Not only could the growth be double digits over the next 3-5 years, but margins are high and improving. Its gross margin over the past twelve months is 38.87, higher than the industry average. The operating margin is 19.80%, also higher than the industry average. Additionally, the operating margin has been improving over its 5 year average, as is the objective of the company.
The total debt to equity is 45%, and the current ratio is 1.2. These are solid numbers and representative of a healthy company. The cash on the balance sheet has also been growing, leaving plenty of room for these new initiatives and additional dividend increases.
COP has a solid Return on Sales of 14.5%, and Return on Equity of 15.75%. The return on investment is also solid at 9.05%, despite being lower than the industry average.
What we have in COP is a fairly if not undervalued company that is striving to grow production and margins, and has been successful at that. But, after a price that is up 30% and a chart that looks like this, is now the time to buy?
COP is in a clear uptrend, but has been consolidating in the $84-$86 range over the past month. This is the look of an ascending triangle, and this is normally bullish, but not always. If COP can manage to close above the top line, at around $86.40, this is normally a bullish sign. It is also trading well above its 50 and 200 day moving average, and is nearing its 25 day EMA with a rising slope, which is positive.
We arrive at a total return of 13.30% per year annual return over the next 5 years as follows: Total return is a function of multiple expansion/contraction, earnings growth, and dividends. We give 3.2% to multiple expansion (moving from 13.06 p/e to 15.35), 6.9-7% earnings growth, and 3.05% for dividends (if share price increases, yield decreases, not including dividend growth).
The one caveat would be an overall stock market correction. Energy stocks are typically a late cycle outperformer, and energy has led the way over the past 100 days:
All bets are off in a severe correction, and after 64 months of a bull market, that correction isn't unexpected. However, COP is still poised to outperform in that it is relatively undervalued, has a healthy balance sheet, a large and growing cash balance, a solid and growing dividend, and management that is focused on growing shareholder value.
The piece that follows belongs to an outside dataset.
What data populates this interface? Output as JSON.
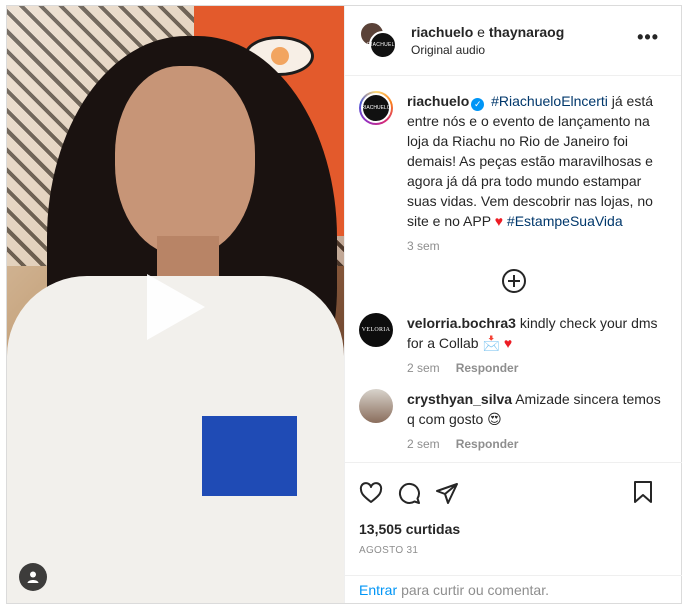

At a current price of $84.53 and a double digit expected total return over the next 5 years, we feel COP is a worthy addition to a diversified stock portfolio.
Disclosure: The author is long COP. The author wrote this article themselves, and it expresses their own opinions. The author is not receiving compensation for it (other than from Seeking Alpha). The author has no business relationship with any company whose stock is mentioned in this article.
Additional disclosure: The author is currently long COP through naked puts, but may own it directly at any time. Additionally, Kerry Prazak, CFP® is the owner and portfolio manager of East Lake Financial, LLC, a Registered Investment Adviser. Kerry Prazak, East Lake Financial, and/or its clients may hold positions in any ETFs, mutual funds, and/or any investment asset mentioned above, including COP. The comments above do not constitute individualized investment advice. The opinions offered here are not personalized recommendations to buy, sell or hold securities. Please do your own research.